Having grown up a few miles further down the Thames valley, coming to Reading in 2004 was a return to home territory. My academic path as a student took me through different subjects as well as three different universities, but I like to think that there is some underlying logic. I studied Classics at Corpus Christi College, Oxford, as an undergraduate, focusing on ancient history and philosophy; then went on (in a reaction against the time-honoured respectability of Oxford Classics) to do an MA in Women’s Studies at York, a pioneering course which had then just celebrated its tenth anniversary. During my MA I developed my interests in gender history and the history of ideas, completing a dissertation on gender in Leveller thought – crucial in paving my way towards my PhD on the Levellers, but in hindsight a rather basic piece of work! For my PhD I moved to Cambridge, where I was supervised by John Morrill, and had the companionship of his ‘New Morrill Army’ of graduate students as I acclimatised to being an early modern historian and focused in on the political thought of the English civil war. After my PhD I was lucky to secure a post as Old Dominion Research Fellow, Clare Hall – being paid just to research – and my first experience of teaching was with enthusiastic Cambridge undergraduates taking the History of Political Thought to 1700 paper.

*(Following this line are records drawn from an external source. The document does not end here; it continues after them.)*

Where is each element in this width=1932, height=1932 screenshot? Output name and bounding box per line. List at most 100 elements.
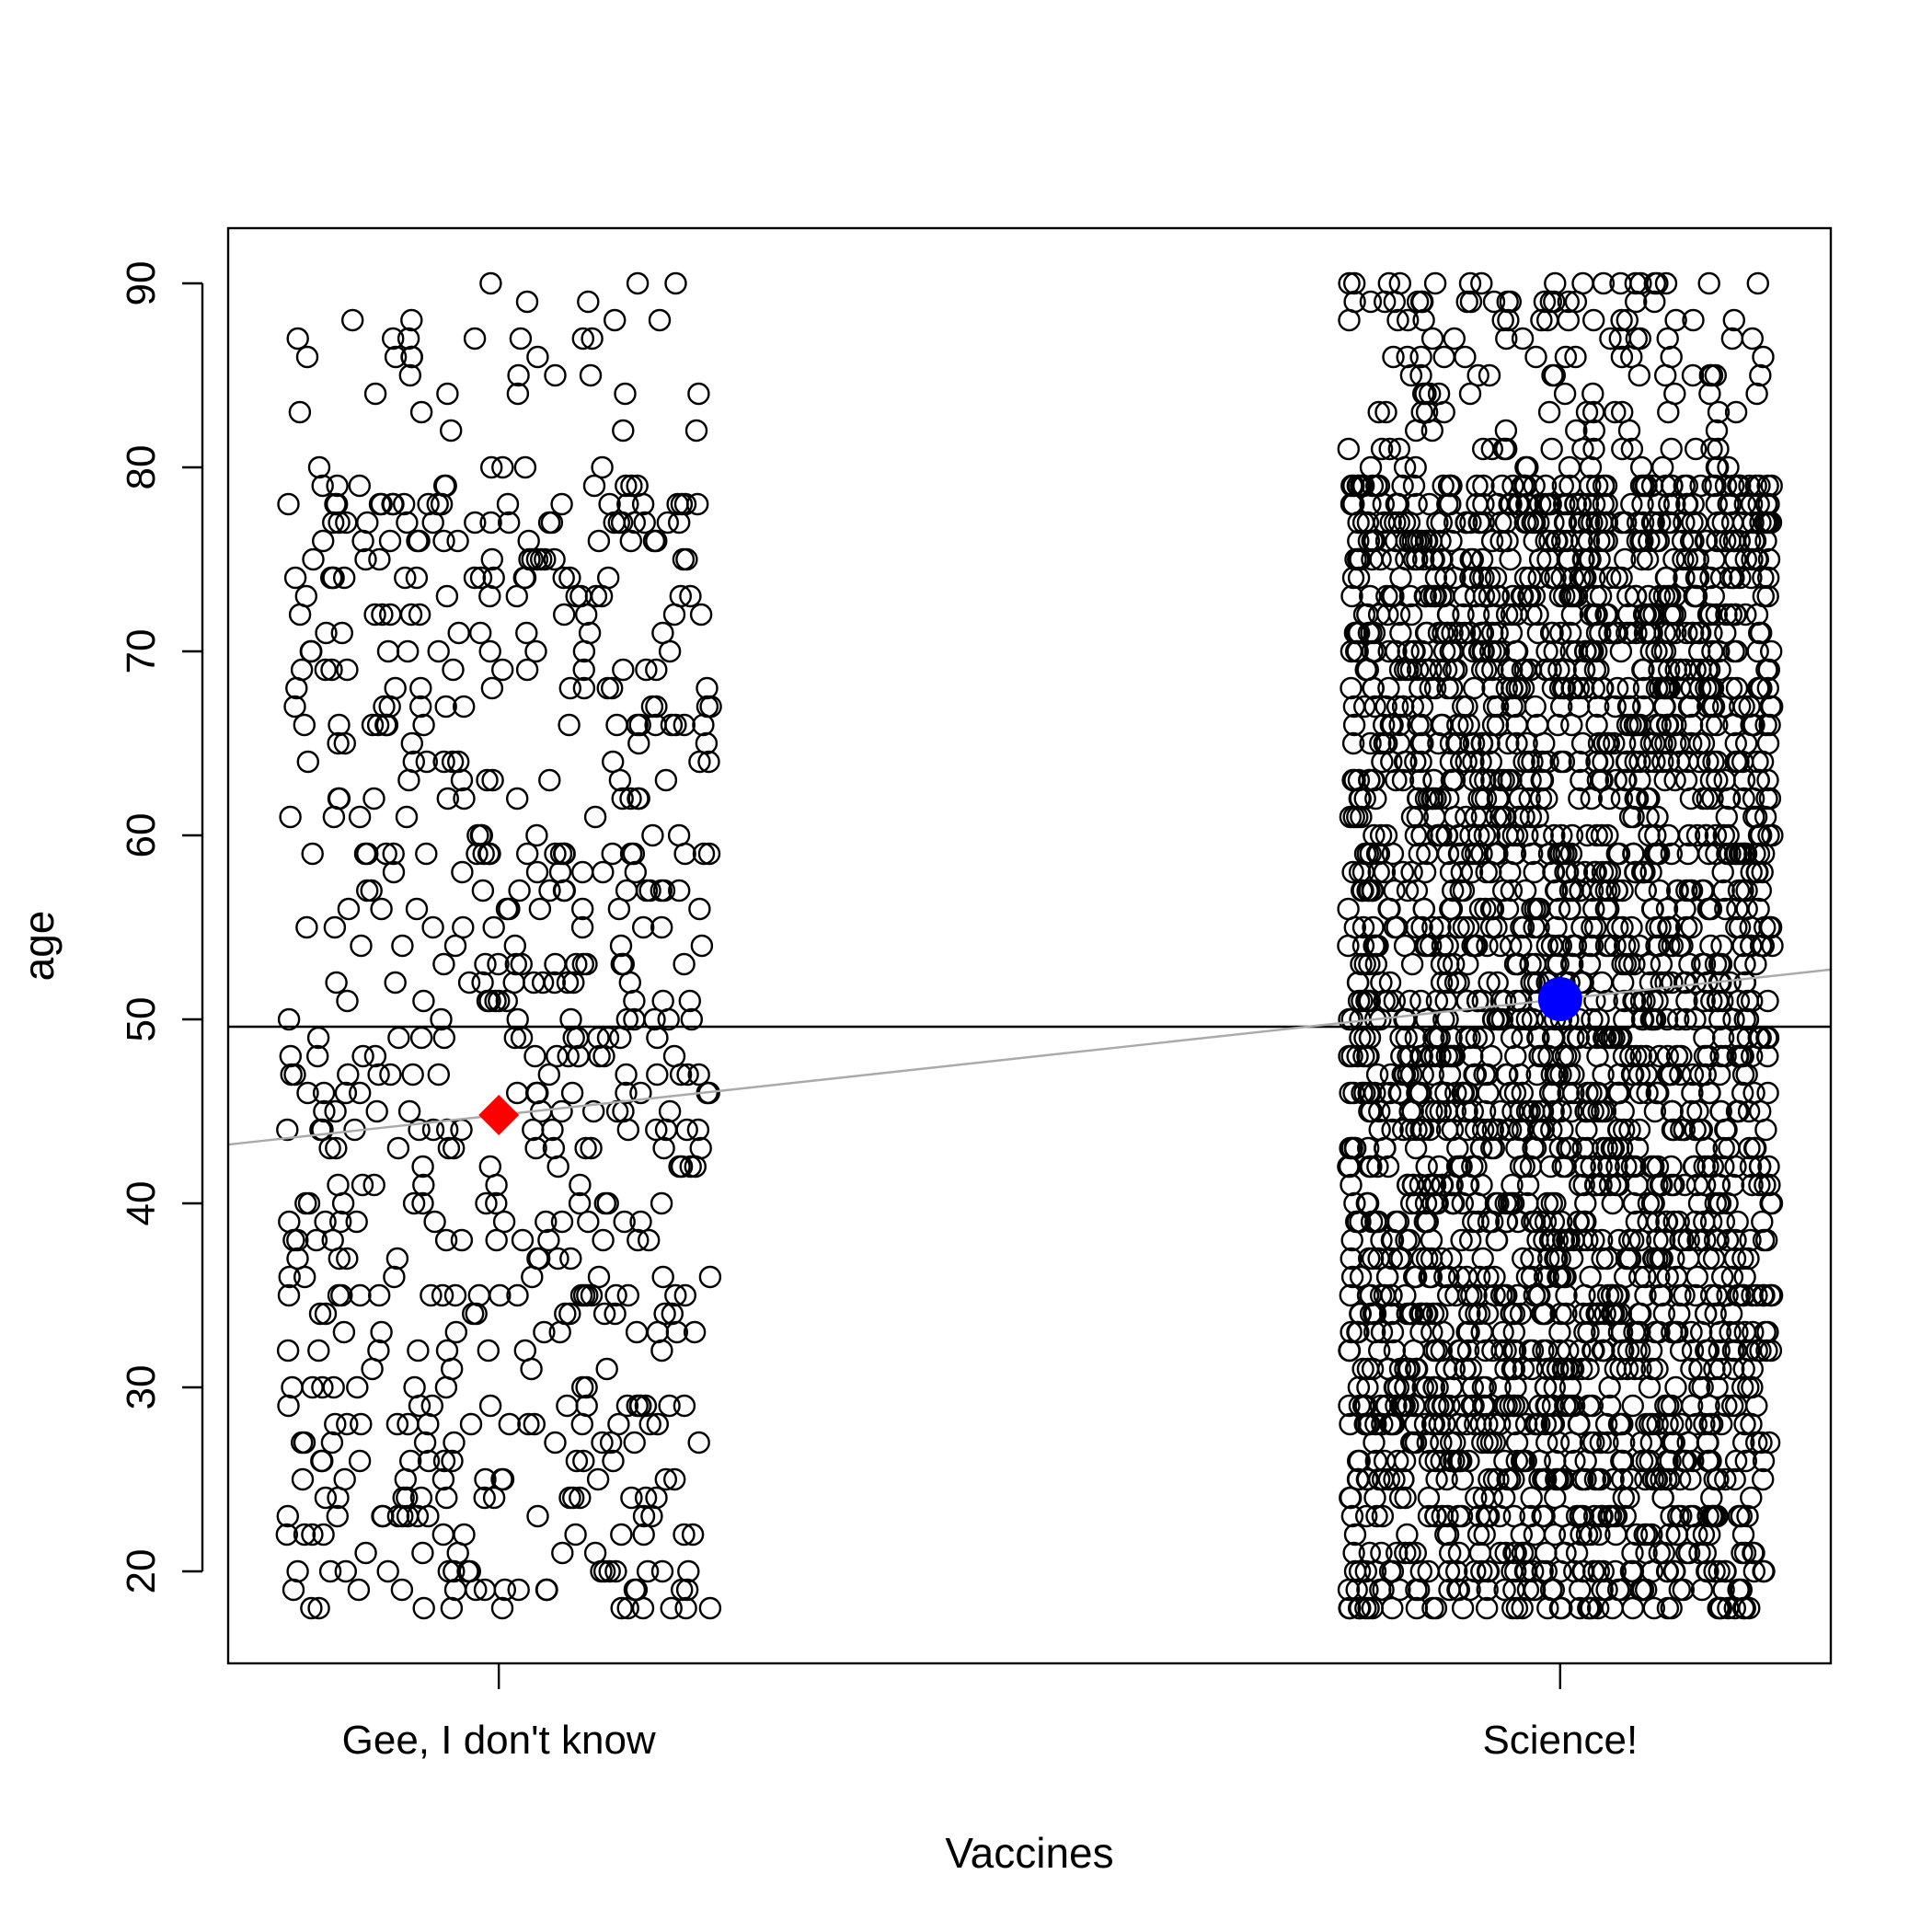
data-point <box>293 1431 316 1455</box>
data-point <box>1511 327 1535 351</box>
data-point <box>450 768 474 792</box>
data-point <box>320 658 343 682</box>
data-point <box>1509 1155 1533 1179</box>
data-point <box>1569 1578 1592 1602</box>
data-point <box>1535 1559 1558 1583</box>
data-point <box>504 952 527 976</box>
data-point <box>1398 1541 1421 1565</box>
data-point <box>1481 1118 1505 1142</box>
data-point <box>1608 327 1632 351</box>
data-point <box>1670 1044 1693 1068</box>
data-point <box>1700 695 1724 719</box>
data-point <box>1667 731 1691 755</box>
data-point <box>1540 1063 1564 1087</box>
data-point <box>1720 511 1744 535</box>
data-point <box>1638 823 1661 847</box>
data-point <box>1582 897 1605 921</box>
data-point <box>544 952 567 976</box>
data-point <box>544 842 567 866</box>
data-point <box>437 1559 460 1583</box>
data-point <box>1646 1412 1669 1436</box>
data-point <box>1656 327 1679 351</box>
data-point <box>1535 1339 1558 1363</box>
data-point <box>1735 897 1758 921</box>
data-point <box>1521 750 1544 774</box>
data-point <box>1751 1210 1774 1234</box>
data-point <box>1391 695 1415 719</box>
data-point <box>1531 1504 1554 1528</box>
data-point <box>1638 529 1661 553</box>
data-point <box>1358 584 1382 608</box>
data-point <box>1577 1357 1600 1381</box>
data-point <box>1604 695 1627 719</box>
data-point <box>286 327 309 351</box>
data-point <box>383 1265 406 1289</box>
data-point <box>409 1026 433 1050</box>
data-point <box>1519 1504 1542 1528</box>
data-point <box>1370 1320 1394 1344</box>
data-point <box>1443 1044 1466 1068</box>
data-point <box>312 529 335 553</box>
data-point <box>503 934 526 958</box>
data-point <box>434 695 457 719</box>
data-point <box>1589 584 1613 608</box>
data-point <box>535 1578 558 1602</box>
data-point <box>1342 695 1366 719</box>
data-point <box>1679 787 1703 811</box>
data-point <box>447 750 470 774</box>
data-point <box>1474 1339 1497 1363</box>
data-point <box>1476 1302 1500 1326</box>
data-point <box>1646 805 1669 829</box>
data-point <box>1456 952 1479 976</box>
data-point <box>1752 842 1776 866</box>
data-point <box>1640 1523 1663 1547</box>
data-point <box>598 492 621 516</box>
data-point <box>1401 1173 1425 1197</box>
data-point <box>1365 1504 1388 1528</box>
data-point <box>1502 1394 1525 1418</box>
data-point <box>509 327 533 351</box>
data-point <box>1755 1339 1778 1363</box>
data-point <box>1722 529 1746 553</box>
data-point <box>1669 1063 1692 1087</box>
data-point <box>615 1394 639 1418</box>
data-point <box>1647 1081 1670 1105</box>
data-point <box>413 1431 437 1455</box>
data-point <box>1706 989 1730 1013</box>
data-point <box>699 695 722 719</box>
data-point <box>538 879 561 903</box>
data-point <box>1745 860 1768 884</box>
data-point <box>1542 860 1565 884</box>
data-point <box>1396 1523 1419 1547</box>
data-point <box>487 952 510 976</box>
data-point <box>619 787 642 811</box>
data-point <box>1661 934 1685 958</box>
data-point <box>650 915 673 939</box>
data-point <box>1679 731 1703 755</box>
data-point <box>436 382 459 406</box>
data-point <box>332 1320 356 1344</box>
data-point <box>1746 271 1770 295</box>
y-tick-label: 20 <box>119 1549 164 1594</box>
data-point <box>300 639 323 663</box>
data-point <box>411 1155 434 1179</box>
data-point <box>1416 1431 1440 1455</box>
data-point <box>1471 1431 1494 1455</box>
data-point <box>478 639 501 663</box>
data-point <box>1347 474 1370 498</box>
data-point <box>572 639 596 663</box>
data-point <box>362 787 385 811</box>
data-point <box>1501 1596 1524 1620</box>
data-point <box>1706 768 1729 792</box>
data-point <box>1349 1302 1372 1326</box>
data-point <box>1739 1155 1763 1179</box>
data-point <box>1688 621 1712 645</box>
data-point <box>1534 1210 1558 1234</box>
data-point <box>1491 308 1514 332</box>
data-point <box>1496 1118 1519 1142</box>
data-point <box>1712 1136 1735 1160</box>
data-point <box>683 1320 707 1344</box>
data-point <box>1654 731 1677 755</box>
data-point <box>1540 437 1563 461</box>
data-point <box>689 603 713 627</box>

My research always comes back to the history of ideas, and to close reading of the texts which developed those ideas (whether scattered pamphlets or lengthy books expounding political theories) – the close reading perhaps a legacy of my classical training. My book, The Levellers: radical political thought in the English Revolution (2013), developed my PhD in new directions. I am always fascinated by the ways in which writers wrestle with contradictions and difficulties in their ideas, and tug existing ideas into new shapes. For the Levellers, a group forged by the destructive but evidently also creative forces of Parliament’s war against Charles I in the 1640s, these tensions were particularly urgent and revealing: they uncomfortably asserted the supremacy of parliament in the face of parliament’s apparent betrayals of the radical cause, and struggled to define the relationship between parliament and a sovereign people who retained ultimate power.
Classics has given me a crucial foundation for the study of early modern ideas, and in my current project, ‘Gender, democracy and the republican tradition’ I draw on my training both in classics and in Women’s Studies. This project, initiated with the help of a Leverhulme Research Fellowship, investigates the way in which the (gendered) anti-democratic tropes of ancient Greek philosophers and historians were assimilated into the republican tradition of early modern Europe.
I am currently the department’s Admissions tutor, coordinating the department’s contacts with prospective students, but over the last few years I have also overseen exams and coordinated the undergraduate degree programme.
I find being in a choir a great antidote to the stresses of term-time. I’m also a ‘grammar junkie’ (as a friend once said) so every now and then I get enthused by a new language – always well before I’m in any danger of mastering the previous one I was learning!